I am building/maintaining a flow that is part of a...
# ask-metaflow
h
I am building/maintaining a flow that is part of a core platform, in which we expect two types of transient errors. One originating due to networking issue while building conda environment, another within logic in user code. The user code is very expensive and I don't want to retry if it fails, but if environment creation fails, it should try again. Ex.
Copy code
from metaflow import FlowSpec, step, conda_base, project


def blackbox():
    # Function not in core library
    import time

    time.sleep(10)

    # maybe fails sometimes
    import random

    if random.random() < 0.01:
        raise ValueError("Gotcha")

    return "SUCCESS"


@project("someproject")
@conda_base(pip=PIP_DEPENDENCIES, python=PYTHON_VERSION)
class SomeFlow(FlowSpec):
    @step
    def start(self):
        self.seeds = range(100)
        self.next(self.heavy_step, foreach="seeds")

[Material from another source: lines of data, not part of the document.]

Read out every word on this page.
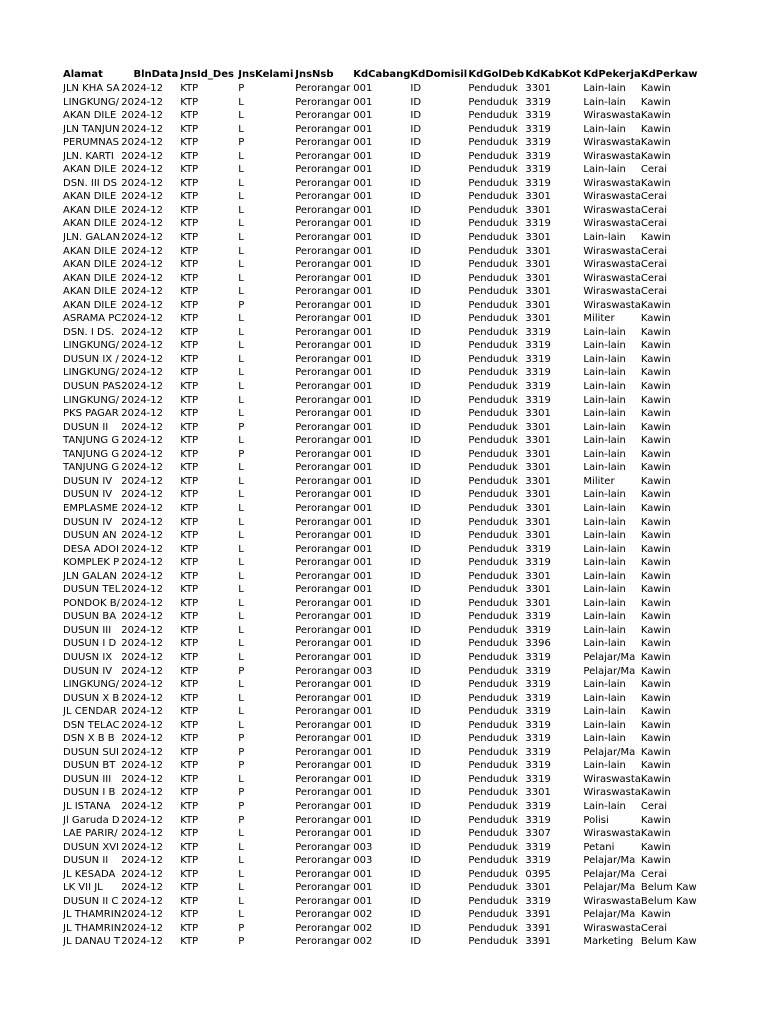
Alamat	BlnData	JnsId_Des	JnsKelami	JnsNsb	KdCabang	KdDomisil	KdGolDeb	KdKabKot	KdPekerja	KdPerkaw
JLN KHA SA	2024-12	KTP	P	Perorangar	001	ID	Penduduk	3301	Lain-lain	Kawin
LINGKUNG/	2024-12	KTP	L	Perorangar	001	ID	Penduduk	3319	Lain-lain	Kawin
AKAN DILE	2024-12	KTP	L	Perorangar	001	ID	Penduduk	3319	Wiraswasta	Kawin
JLN TANJUN	2024-12	KTP	L	Perorangar	001	ID	Penduduk	3319	Lain-lain	Kawin
PERUMNAS	2024-12	KTP	P	Perorangar	001	ID	Penduduk	3319	Wiraswasta	Kawin
JLN. KARTI	2024-12	KTP	L	Perorangar	001	ID	Penduduk	3319	Wiraswasta	Kawin
AKAN DILE	2024-12	KTP	L	Perorangar	001	ID	Penduduk	3319	Lain-lain	Cerai
DSN. III DS	2024-12	KTP	L	Perorangar	001	ID	Penduduk	3319	Wiraswasta	Kawin
AKAN DILE	2024-12	KTP	L	Perorangar	001	ID	Penduduk	3301	Wiraswasta	Cerai
AKAN DILE	2024-12	KTP	L	Perorangar	001	ID	Penduduk	3301	Wiraswasta	Cerai
AKAN DILE	2024-12	KTP	L	Perorangar	001	ID	Penduduk	3319	Wiraswasta	Cerai
JLN. GALAN	2024-12	KTP	L	Perorangar	001	ID	Penduduk	3301	Lain-lain	Kawin
AKAN DILE	2024-12	KTP	L	Perorangar	001	ID	Penduduk	3301	Wiraswasta	Cerai
AKAN DILE	2024-12	KTP	L	Perorangar	001	ID	Penduduk	3301	Wiraswasta	Cerai
AKAN DILE	2024-12	KTP	L	Perorangar	001	ID	Penduduk	3301	Wiraswasta	Cerai
AKAN DILE	2024-12	KTP	L	Perorangar	001	ID	Penduduk	3301	Wiraswasta	Cerai
AKAN DILE	2024-12	KTP	P	Perorangar	001	ID	Penduduk	3301	Wiraswasta	Kawin
ASRAMA PC	2024-12	KTP	L	Perorangar	001	ID	Penduduk	3301	Militer	Kawin
DSN. I DS.	2024-12	KTP	L	Perorangar	001	ID	Penduduk	3319	Lain-lain	Kawin
LINGKUNG/	2024-12	KTP	L	Perorangar	001	ID	Penduduk	3319	Lain-lain	Kawin
DUSUN IX /	2024-12	KTP	L	Perorangar	001	ID	Penduduk	3319	Lain-lain	Kawin
LINGKUNG/	2024-12	KTP	L	Perorangar	001	ID	Penduduk	3319	Lain-lain	Kawin
DUSUN PAS	2024-12	KTP	L	Perorangar	001	ID	Penduduk	3319	Lain-lain	Kawin
LINGKUNG/	2024-12	KTP	L	Perorangar	001	ID	Penduduk	3319	Lain-lain	Kawin
PKS PAGAR	2024-12	KTP	L	Perorangar	001	ID	Penduduk	3301	Lain-lain	Kawin
DUSUN II	2024-12	KTP	P	Perorangar	001	ID	Penduduk	3301	Lain-lain	Kawin
TANJUNG G	2024-12	KTP	L	Perorangar	001	ID	Penduduk	3301	Lain-lain	Kawin
TANJUNG G	2024-12	KTP	P	Perorangar	001	ID	Penduduk	3301	Lain-lain	Kawin
TANJUNG G	2024-12	KTP	L	Perorangar	001	ID	Penduduk	3301	Lain-lain	Kawin
DUSUN IV	2024-12	KTP	L	Perorangar	001	ID	Penduduk	3301	Militer	Kawin
DUSUN IV	2024-12	KTP	L	Perorangar	001	ID	Penduduk	3301	Lain-lain	Kawin
EMPLASME	2024-12	KTP	L	Perorangar	001	ID	Penduduk	3301	Lain-lain	Kawin
DUSUN IV	2024-12	KTP	L	Perorangar	001	ID	Penduduk	3301	Lain-lain	Kawin
DUSUN AN	2024-12	KTP	L	Perorangar	001	ID	Penduduk	3301	Lain-lain	Kawin
DESA ADOI	2024-12	KTP	L	Perorangar	001	ID	Penduduk	3319	Lain-lain	Kawin
KOMPLEK P	2024-12	KTP	L	Perorangar	001	ID	Penduduk	3319	Lain-lain	Kawin
JLN GALAN	2024-12	KTP	L	Perorangar	001	ID	Penduduk	3301	Lain-lain	Kawin
DUSUN TEL	2024-12	KTP	L	Perorangar	001	ID	Penduduk	3301	Lain-lain	Kawin
PONDOK B/	2024-12	KTP	L	Perorangar	001	ID	Penduduk	3301	Lain-lain	Kawin
DUSUN BA	2024-12	KTP	L	Perorangar	001	ID	Penduduk	3319	Lain-lain	Kawin
DUSUN III	2024-12	KTP	L	Perorangar	001	ID	Penduduk	3319	Lain-lain	Kawin
DUSUN I D	2024-12	KTP	L	Perorangar	001	ID	Penduduk	3396	Lain-lain	Kawin
DUUSN IX	2024-12	KTP	L	Perorangar	001	ID	Penduduk	3319	Pelajar/Ma	Kawin
DUSUN IV	2024-12	KTP	P	Perorangar	003	ID	Penduduk	3319	Pelajar/Ma	Kawin
LINGKUNG/	2024-12	KTP	L	Perorangar	001	ID	Penduduk	3319	Lain-lain	Kawin
DUSUN X B	2024-12	KTP	L	Perorangar	001	ID	Penduduk	3319	Lain-lain	Kawin
JL CENDAR	2024-12	KTP	L	Perorangar	001	ID	Penduduk	3319	Lain-lain	Kawin
DSN TELAC	2024-12	KTP	L	Perorangar	001	ID	Penduduk	3319	Lain-lain	Kawin
DSN X B B	2024-12	KTP	P	Perorangar	001	ID	Penduduk	3319	Lain-lain	Kawin
DUSUN SUI	2024-12	KTP	P	Perorangar	001	ID	Penduduk	3319	Pelajar/Ma	Kawin
DUSUN BT	2024-12	KTP	P	Perorangar	001	ID	Penduduk	3319	Lain-lain	Kawin
DUSUN III	2024-12	KTP	L	Perorangar	001	ID	Penduduk	3319	Wiraswasta	Kawin
DUSUN I B	2024-12	KTP	P	Perorangar	001	ID	Penduduk	3301	Wiraswasta	Kawin
JL ISTANA	2024-12	KTP	P	Perorangar	001	ID	Penduduk	3319	Lain-lain	Cerai
Jl Garuda D	2024-12	KTP	P	Perorangar	001	ID	Penduduk	3319	Polisi	Kawin
LAE PARIR/	2024-12	KTP	L	Perorangar	001	ID	Penduduk	3307	Wiraswasta	Kawin
DUSUN XVI	2024-12	KTP	L	Perorangar	003	ID	Penduduk	3319	Petani	Kawin
DUSUN II	2024-12	KTP	L	Perorangar	003	ID	Penduduk	3319	Pelajar/Ma	Kawin
JL KESADA	2024-12	KTP	L	Perorangar	001	ID	Penduduk	0395	Pelajar/Ma	Cerai
LK VII JL	2024-12	KTP	L	Perorangar	001	ID	Penduduk	3301	Pelajar/Ma	Belum Kaw
DUSUN II C	2024-12	KTP	L	Perorangar	001	ID	Penduduk	3319	Wiraswasta	Belum Kaw
JL THAMRIN	2024-12	KTP	L	Perorangar	002	ID	Penduduk	3391	Pelajar/Ma	Kawin
JL THAMRIN	2024-12	KTP	P	Perorangar	002	ID	Penduduk	3391	Wiraswasta	Cerai
JL DANAU T	2024-12	KTP	P	Perorangar	002	ID	Penduduk	3391	Marketing	Belum Kaw
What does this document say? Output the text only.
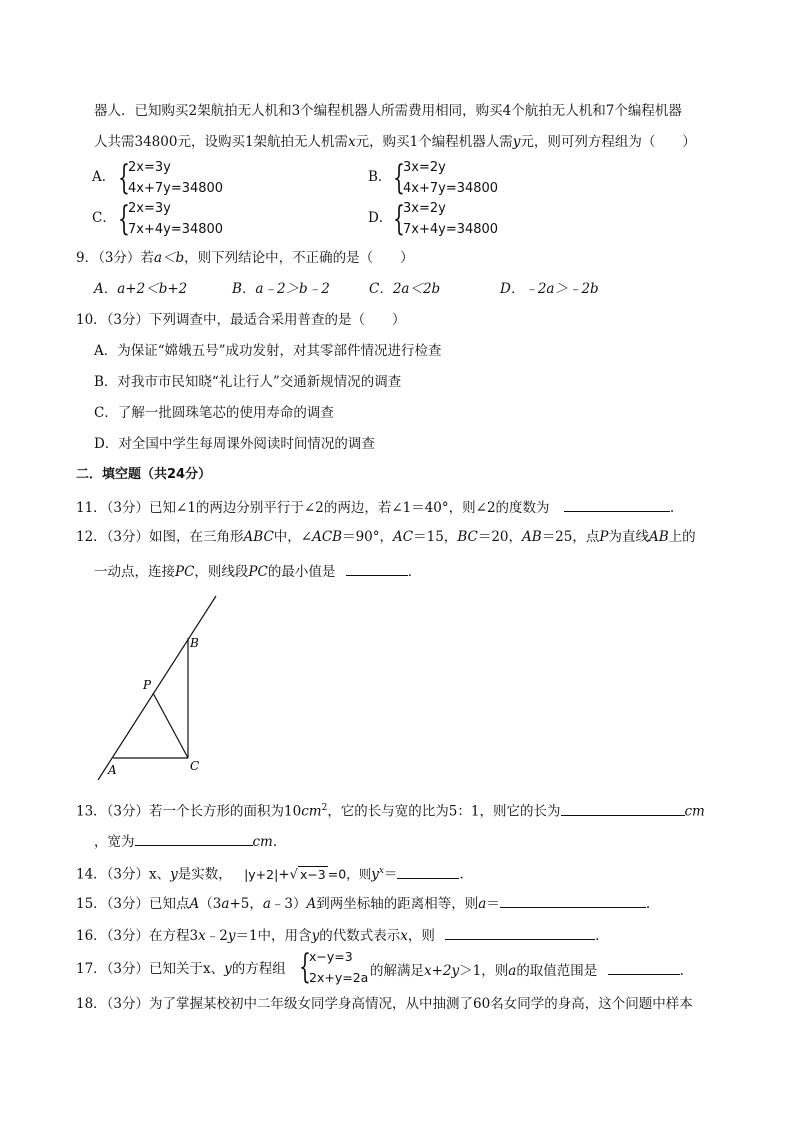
器人．已知购买2架航拍无人机和3个编程机器人所需费用相同，购买4个航拍无人机和7个编程机器
人共需34800元，设购买1架航拍无人机需x元，购买1个编程机器人需y元，则可列方程组为（　　）
A． {
2x=3y
4x+7y=34800
B． {
3x=2y
4x+7y=34800
C． {
2x=3y
7x+4y=34800
D． {
3x=2y
7x+4y=34800
9．（3分）若a＜b，则下列结论中，不正确的是（　　）
A．a+2＜b+2	B．a﹣2＞b﹣2	C．2a＜2b	D．﹣2a＞﹣2b
10．（3分）下列调查中，最适合采用普查的是（　　）
A．为保证“嫦娥五号”成功发射，对其零部件情况进行检查
B．对我市市民知晓“礼让行人”交通新规情况的调查
C．了解一批圆珠笔芯的使用寿命的调查
D．对全国中学生每周课外阅读时间情况的调查
二．填空题（共24分）
11．（3分）已知∠1的两边分别平行于∠2的两边，若∠1＝40°，则∠2的度数为	.
12．（3分）如图，在三角形ABC中，∠ACB＝90°，AC＝15，BC＝20，AB＝25，点P为直线AB上的
一动点，连接PC，则线段PC的最小值是	.
B
P
A	C
13．（3分）若一个长方形的面积为$10cm^2$，它的长与宽的比为5：1，则它的长为	cm
，宽为	cm.
14．（3分）x、y是实数， |y+2|+√ x−3 =0，则$y^x=$	.
15．（3分）已知点A（3a+5，a﹣3）A到两坐标轴的距离相等，则a＝	.
16．（3分）在方程3x﹣2y＝1中，用含y的代数式表示x，则	.
17．（3分）已知关于x、y的方程组 {
x−y=3
2x+y=2a 的解满足x+2y＞1，则a的取值范围是	.
18．（3分）为了掌握某校初中二年级女同学身高情况，从中抽测了60名女同学的身高，这个问题中样本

    @conda(libraries=MORE_PIP_DEPENDENCIES)
    @step
    def heavy_step(self):
        seed = self.input
        # Do some expensive blackbox step
        # You don't want to retry if this fails due to transient error
        blackbox()

        self.next(self.join)

    @step
    def join(self, inputs):
        self.merge_artifacts(inputs)
        self.next(self.end)

    @step
    def end(self):
        print("ended")


if __name__ == "__main__":
    SomeFlow()
Is that possible with
@retry
? AFAIK it doesn't look like. Would adding a retry in conda_base/conda decorators and passing it all the way to batch_bootstrap fit with the overall design principle of metaflow ? If not, is there a better/easier way to do this ?
1